Ceci est le texte de ma conférence TEDx donnée aux Arts et Métiers de Bordeaux le 23 Mai 2024. Je le partage avec plaisir pour qu’il nourrisse votre propre vision des transformations. Retrouvez également la vidéo en fin d’article.

Merveilleusement adaptables ?

Du premier cri de notre naissance au dernier souffle de notre vie, nous sommes en mouvement :

  • Notre corps se transforme indéniablement,
  • Nos capacités cognitives se déploient grâce aux expériences et aux apprentissages
  • Notre paysage émotionnel se colore de toutes les rencontres et les liens que nous tissons.

Certaines périodes sont plus sensibles que d’autres :

  • Age de raison,
  • Adolescence,
  • Entrée dans la vie de jeune adulte,
  • Crise du milieu de vie,
  • Ménopause (andropause),
  • Retraite,
  • Grand âge,

Nous vivons de multiples transitions physiologiques, psychologiques et/ou sociales …

… et nous les accueillons avec plus ou moins de grâce.

A chaque fois, nous apprenons à faire autrement …

… et nous faisons avec.

Donc j’ai une très bonne nouvelle pour vous :

Nous sommes merveilleusement adaptables !

Toujours plus vite !

Récemment j’ai rencontré Elisa, membre d’un CODIR que j’accompagne depuis plusieurs mois dans une transformation profonde de l’organisation du travail. Je lui demande de ses nouvelles : « Ça va bien, nous progressons, -17% d’impayés en trois mois, … mais c’est dingue comme les collaborateurs sont réfractaires au changement ».

Puis elle enchaine en me disant : « Ils ont du mal à mettre en place les nouvelles procédures, ils posent 20 fois les mêmes questions, le rythme de travail s’est ralenti, bon tu vois ! »

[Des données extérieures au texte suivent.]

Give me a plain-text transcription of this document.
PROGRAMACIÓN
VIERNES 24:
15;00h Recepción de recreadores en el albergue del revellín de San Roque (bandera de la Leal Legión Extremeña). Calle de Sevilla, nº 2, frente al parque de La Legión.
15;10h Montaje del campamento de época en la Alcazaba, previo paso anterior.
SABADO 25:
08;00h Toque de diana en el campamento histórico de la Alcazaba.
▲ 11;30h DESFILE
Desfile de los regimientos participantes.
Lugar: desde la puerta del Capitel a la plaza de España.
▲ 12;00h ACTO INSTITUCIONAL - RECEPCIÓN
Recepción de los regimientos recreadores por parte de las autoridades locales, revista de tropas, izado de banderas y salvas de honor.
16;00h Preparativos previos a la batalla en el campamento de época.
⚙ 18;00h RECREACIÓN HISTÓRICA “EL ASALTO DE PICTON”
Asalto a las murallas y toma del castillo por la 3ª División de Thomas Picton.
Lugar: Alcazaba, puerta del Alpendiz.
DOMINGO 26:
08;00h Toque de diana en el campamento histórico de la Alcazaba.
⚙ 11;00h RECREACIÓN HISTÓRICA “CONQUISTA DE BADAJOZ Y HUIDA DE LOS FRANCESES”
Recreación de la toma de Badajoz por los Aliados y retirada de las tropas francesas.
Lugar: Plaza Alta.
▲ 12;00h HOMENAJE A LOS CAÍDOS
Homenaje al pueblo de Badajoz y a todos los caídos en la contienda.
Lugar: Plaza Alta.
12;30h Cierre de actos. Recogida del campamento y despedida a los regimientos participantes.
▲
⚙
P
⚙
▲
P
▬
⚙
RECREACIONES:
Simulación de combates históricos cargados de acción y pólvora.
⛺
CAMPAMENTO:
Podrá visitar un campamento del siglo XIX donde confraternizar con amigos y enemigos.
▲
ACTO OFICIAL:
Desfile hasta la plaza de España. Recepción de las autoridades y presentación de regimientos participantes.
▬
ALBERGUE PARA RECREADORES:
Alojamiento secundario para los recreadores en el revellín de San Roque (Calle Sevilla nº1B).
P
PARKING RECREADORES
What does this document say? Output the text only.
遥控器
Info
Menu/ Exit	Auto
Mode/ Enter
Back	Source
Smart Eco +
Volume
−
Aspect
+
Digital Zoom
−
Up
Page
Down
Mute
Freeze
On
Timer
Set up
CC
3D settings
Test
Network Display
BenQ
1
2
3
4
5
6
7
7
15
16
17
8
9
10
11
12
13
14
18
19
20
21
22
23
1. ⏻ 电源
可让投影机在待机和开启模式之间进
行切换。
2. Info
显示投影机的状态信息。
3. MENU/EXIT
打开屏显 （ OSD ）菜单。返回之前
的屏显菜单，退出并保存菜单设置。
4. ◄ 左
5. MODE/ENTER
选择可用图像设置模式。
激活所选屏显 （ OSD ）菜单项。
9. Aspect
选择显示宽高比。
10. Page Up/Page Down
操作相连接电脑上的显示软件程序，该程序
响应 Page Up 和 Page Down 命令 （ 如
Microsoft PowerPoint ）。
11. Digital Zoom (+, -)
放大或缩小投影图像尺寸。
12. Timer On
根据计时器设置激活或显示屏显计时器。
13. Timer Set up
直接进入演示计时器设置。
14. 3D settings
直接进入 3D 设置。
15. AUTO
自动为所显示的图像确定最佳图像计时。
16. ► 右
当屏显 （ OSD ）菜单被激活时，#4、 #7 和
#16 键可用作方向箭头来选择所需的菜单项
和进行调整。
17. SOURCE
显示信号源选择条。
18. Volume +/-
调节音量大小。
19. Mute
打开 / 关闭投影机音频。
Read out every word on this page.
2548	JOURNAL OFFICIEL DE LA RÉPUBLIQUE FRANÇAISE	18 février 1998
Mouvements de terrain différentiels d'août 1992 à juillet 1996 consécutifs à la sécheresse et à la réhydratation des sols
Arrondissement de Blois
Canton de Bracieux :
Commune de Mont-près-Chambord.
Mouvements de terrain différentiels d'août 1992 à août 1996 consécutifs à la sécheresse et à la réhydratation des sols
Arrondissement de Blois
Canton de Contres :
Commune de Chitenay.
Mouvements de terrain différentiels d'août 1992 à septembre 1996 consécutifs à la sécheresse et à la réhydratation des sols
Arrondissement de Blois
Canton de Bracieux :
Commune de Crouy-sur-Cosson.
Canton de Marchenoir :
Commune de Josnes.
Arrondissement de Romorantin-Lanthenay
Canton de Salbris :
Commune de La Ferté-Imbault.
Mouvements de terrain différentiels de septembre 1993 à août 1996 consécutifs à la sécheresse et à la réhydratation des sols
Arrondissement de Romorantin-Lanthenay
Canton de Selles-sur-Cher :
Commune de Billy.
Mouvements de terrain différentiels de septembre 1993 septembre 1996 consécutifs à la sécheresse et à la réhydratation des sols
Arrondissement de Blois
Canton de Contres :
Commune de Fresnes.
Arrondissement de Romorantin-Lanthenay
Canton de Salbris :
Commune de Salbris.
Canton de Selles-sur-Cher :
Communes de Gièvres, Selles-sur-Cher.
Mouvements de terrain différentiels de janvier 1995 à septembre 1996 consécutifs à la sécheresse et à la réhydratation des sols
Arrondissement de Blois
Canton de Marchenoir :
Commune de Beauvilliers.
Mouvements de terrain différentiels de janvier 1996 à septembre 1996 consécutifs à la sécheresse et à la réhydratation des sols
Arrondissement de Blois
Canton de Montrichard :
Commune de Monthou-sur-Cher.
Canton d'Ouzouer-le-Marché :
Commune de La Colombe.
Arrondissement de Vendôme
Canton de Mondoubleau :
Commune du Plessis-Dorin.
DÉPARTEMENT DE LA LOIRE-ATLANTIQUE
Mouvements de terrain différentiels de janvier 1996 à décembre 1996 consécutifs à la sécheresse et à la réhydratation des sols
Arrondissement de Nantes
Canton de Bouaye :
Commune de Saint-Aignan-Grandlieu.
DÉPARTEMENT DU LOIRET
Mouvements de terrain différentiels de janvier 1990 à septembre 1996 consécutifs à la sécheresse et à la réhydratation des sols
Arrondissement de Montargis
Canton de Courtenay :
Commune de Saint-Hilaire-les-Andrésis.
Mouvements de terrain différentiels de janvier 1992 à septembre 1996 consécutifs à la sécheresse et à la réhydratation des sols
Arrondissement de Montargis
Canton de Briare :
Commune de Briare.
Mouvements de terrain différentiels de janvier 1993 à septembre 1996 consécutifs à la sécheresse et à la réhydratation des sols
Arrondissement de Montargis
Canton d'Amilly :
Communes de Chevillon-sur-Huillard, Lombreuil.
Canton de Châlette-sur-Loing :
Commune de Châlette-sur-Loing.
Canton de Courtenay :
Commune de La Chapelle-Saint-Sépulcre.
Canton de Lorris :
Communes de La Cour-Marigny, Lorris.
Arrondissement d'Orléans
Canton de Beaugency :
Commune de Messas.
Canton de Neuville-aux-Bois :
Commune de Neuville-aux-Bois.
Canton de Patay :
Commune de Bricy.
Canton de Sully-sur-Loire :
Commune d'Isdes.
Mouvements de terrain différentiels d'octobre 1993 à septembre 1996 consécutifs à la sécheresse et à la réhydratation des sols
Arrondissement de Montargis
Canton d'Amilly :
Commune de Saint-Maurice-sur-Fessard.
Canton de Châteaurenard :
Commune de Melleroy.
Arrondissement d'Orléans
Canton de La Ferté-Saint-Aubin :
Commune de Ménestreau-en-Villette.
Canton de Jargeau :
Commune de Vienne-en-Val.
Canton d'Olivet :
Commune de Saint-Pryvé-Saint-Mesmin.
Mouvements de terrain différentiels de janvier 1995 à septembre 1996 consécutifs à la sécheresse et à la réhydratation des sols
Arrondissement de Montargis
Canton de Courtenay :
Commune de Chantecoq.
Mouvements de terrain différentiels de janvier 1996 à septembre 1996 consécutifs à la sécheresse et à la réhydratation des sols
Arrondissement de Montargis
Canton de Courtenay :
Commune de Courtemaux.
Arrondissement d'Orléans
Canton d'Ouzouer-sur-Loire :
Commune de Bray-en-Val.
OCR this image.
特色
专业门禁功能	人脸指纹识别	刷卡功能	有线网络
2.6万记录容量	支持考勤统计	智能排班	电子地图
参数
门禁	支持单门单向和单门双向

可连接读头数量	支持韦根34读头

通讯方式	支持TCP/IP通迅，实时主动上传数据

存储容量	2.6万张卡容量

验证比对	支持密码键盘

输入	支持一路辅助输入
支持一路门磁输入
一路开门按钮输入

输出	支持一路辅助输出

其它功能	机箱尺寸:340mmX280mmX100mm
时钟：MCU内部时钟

Comme Elisa et le Comité de Direction, ses collaborateurs ont besoin de temps :

  • Du temps pour appréhender cette nouvelle réalité,
  • Du temps pour transformer leur geste professionnel,

Ils se sentent peut-être vulnérables, … notamment ceux qui ont toujours été très performants.

Elisa aussi était très inquiète dans notre travail préparatoire, notamment au sujet des interfaces entre services et de la communication du projet auprès des équipes.

Alors je lui demande :

  • A-t-on avis qu’est-ce qui est le plus difficile pour ton équipe ?
  • Changer ses habitudes.

L’œil de l’esprit (1), la voie compassionnelle

Dans cette situation Elisa a deux options :

Elle peut choisir consciemment l’empathie qui rend possible le lien et l’apprentissage pour son équipe, …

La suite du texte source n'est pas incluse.